Das Projekt ist der Freien Grünen Liste (FGL) ein Dorn im Auge. Großer Streitpunkt ist das Parken am Hotel Waldhaus Jakob, das Eigentümer Winfried Kountz umbauen und erweitern möchte. Frühestens im Jahr 2019 sollen 40 neue Zimmer errichtet sein, seine Gäste dürfen aber keine Tiefgarage erwarten. Diese hatte die FGL bis zuletzt gefordert, wegen einer Umplanung verzichtet Kountz darauf.

Dabei war die Tiefgarage eine zentrale Forderung an den Hotelier, die er in die Ausschreibung eines Architekturwettbewerb einfließen ließ. 48 Stellplätze sollten künftig unterirdisch bereit stehen, doch daraus wird nichts. Die Hotelgäste werden ihre Fahrzeuge auf Parkplätzen oberirdisch auf dem Gelände entlang der Eichhornstraße abstellen.

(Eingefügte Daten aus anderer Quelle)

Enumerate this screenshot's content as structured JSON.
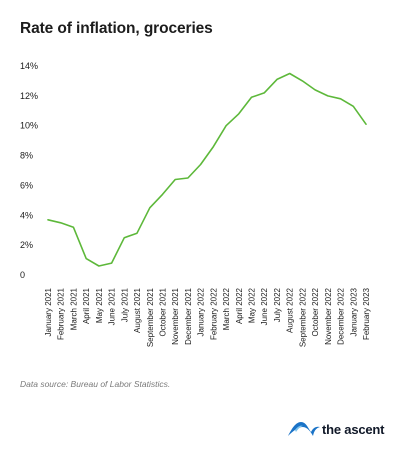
{
  "title": "Rate of inflation, groceries",
  "source": "Data source: Bureau of Labor Statistics.",
  "brand": {
    "name": "the ascent",
    "logo_icon": "ascent-logo-icon"
  },
  "colors": {
    "line": "#5db83a",
    "text": "#1c1c1c",
    "muted": "#7a7a7a",
    "brand_blue": "#1a73c7",
    "brand_light": "#7cc4f0"
  },
  "chart_data": {
    "type": "line",
    "title": "Rate of inflation, groceries",
    "xlabel": "",
    "ylabel": "",
    "ylim": [
      0,
      14
    ],
    "y_ticks": [
      0,
      2,
      4,
      6,
      8,
      10,
      12,
      14
    ],
    "y_tick_labels": [
      "0",
      "2%",
      "4%",
      "6%",
      "8%",
      "10%",
      "12%",
      "14%"
    ],
    "grid": false,
    "categories": [
      "January 2021",
      "February 2021",
      "March 2021",
      "April 2021",
      "May 2021",
      "June 2021",
      "July 2021",
      "August 2021",
      "September 2021",
      "October 2021",
      "November 2021",
      "December 2021",
      "January 2022",
      "February 2022",
      "March 2022",
      "April 2022",
      "May 2022",
      "June 2022",
      "July 2022",
      "August 2022",
      "September 2022",
      "October 2022",
      "November 2022",
      "December 2022",
      "January 2023",
      "February 2023"
    ],
    "series": [
      {
        "values": [
          3.7,
          3.5,
          3.2,
          1.1,
          0.6,
          0.8,
          2.5,
          2.8,
          4.5,
          5.4,
          6.4,
          6.5,
          7.4,
          8.6,
          10.0,
          10.8,
          11.9,
          12.2,
          13.1,
          13.5,
          13.0,
          12.4,
          12.0,
          11.8,
          11.3,
          10.1
        ]
      }
    ]
  }
}
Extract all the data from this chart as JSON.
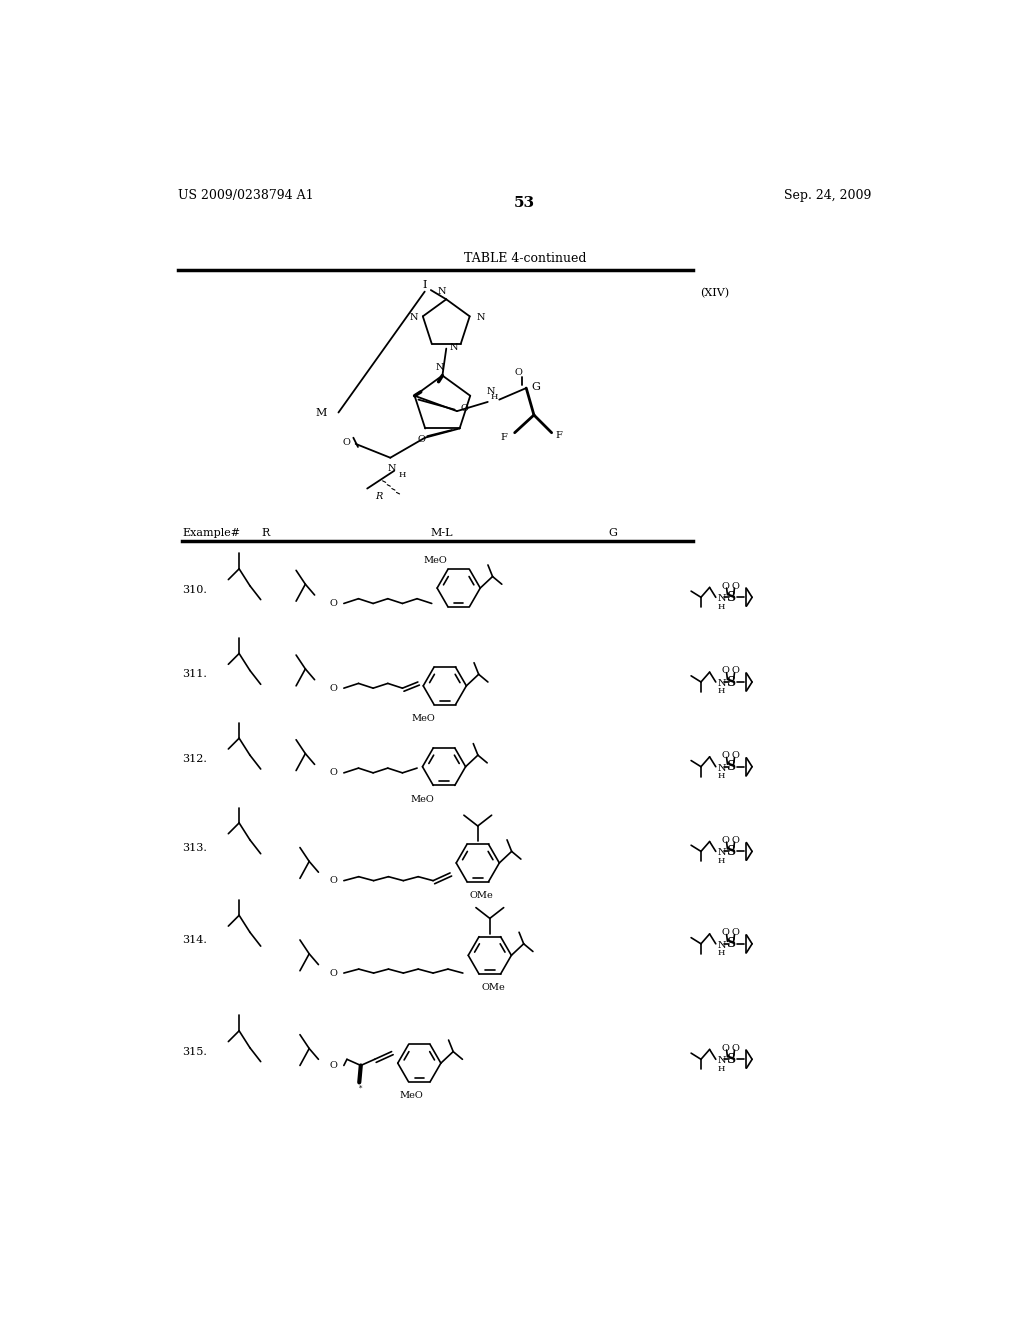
{
  "page_number": "53",
  "patent_left": "US 2009/0238794 A1",
  "patent_right": "Sep. 24, 2009",
  "table_title": "TABLE 4-continued",
  "formula_label": "(XIV)",
  "background_color": "#ffffff",
  "text_color": "#000000",
  "rows": [
    "310.",
    "311.",
    "312.",
    "313.",
    "314.",
    "315."
  ]
}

Da halfen auch drei Gegenstimmen der FGL im Technischen und Umweltausschuss bei einer Enthaltung von Anke Schwede (Linke) nicht. Sieben Mitglieder stimmten für den nächsten wichtigen Schritt zur Aufstellung des vorhabenbezogenen Bebauungsplans. Im Frühjahr, hofft Winfried Kountz, sollen die Bauarbeiten beginnen.

Eine Million Euro mehr als geplant

Hatte er im August 2015 noch mit einer Eröffnung im Jahr 2017 sowie einer Investition von vier bis fünf Millionen Euro gerechnet, kalkuliert Kountz heute mit einer Million Euro mehr: "Es werden mit Sicherheit sechs Millionen Euro." Änderungswünsche, Umplanungen, die gestiegenen Baupreise, Ausgleichsmaßnahmen führten zu der Kostensteigerung, erklärt er weiter.

Am Ende sollen es 75 Hotelzimmer sein, bei denen Kountz wie auch die Bädergesellschaft Synergien sehen. Die Therme nahe dem Waldhaus Jakob und der Herbergsbetrieb sollen einander touristisch noch mehr ergänzen.

Warum fällt Tiefgarage weg?

Ein weiterer Kritikpunkt der FGL sei gewesen, dass der Neubau im Westen zu lange werde. Kountz und das Architekturbüro Rogg hätten darauf reagiert und den Baukörper um zwölf Meter gekürzt – die weg gefallenen zwölf Zimmer kämen nun mit einem Zimmer weniger in einer unterirdischen Etage unter. Dieses Tiefparterre öffnet sich zur Seeseite hin. "Darunter kann man nicht noch eine Tiefgarage bauen", sagt Winfried Kountz im Gespräch mit dem SÜDKURIER.

Auf diese besteht die FGL, "aus ökologischen Gründen", erklärte Peter Müller-Neff in der betreffenden Ausschusssitzung. Die Stadtverwaltung betont auf Anfrage: "Von der Unterbringung eines Teils der Stellplätze in einer Tiefgarage wurde wegen des schlussendlich größeren Eingriffs Abstand genommen."

Das Gelände auf dem Waldhaus Jakob ist in Eigentum der Spitalstiftung, diese hat es in Erbpacht an Winfried Kountz und dessen Waldhaus Jakob Besitz Gesellschaft vergeben.

Angesichts der oberirdischen Parkplätze sind dem Hotelchef ökologische Gesichtspunkte durchaus wichtig, wie er erklärt. Wo möglich, solle die Natur belassen werden.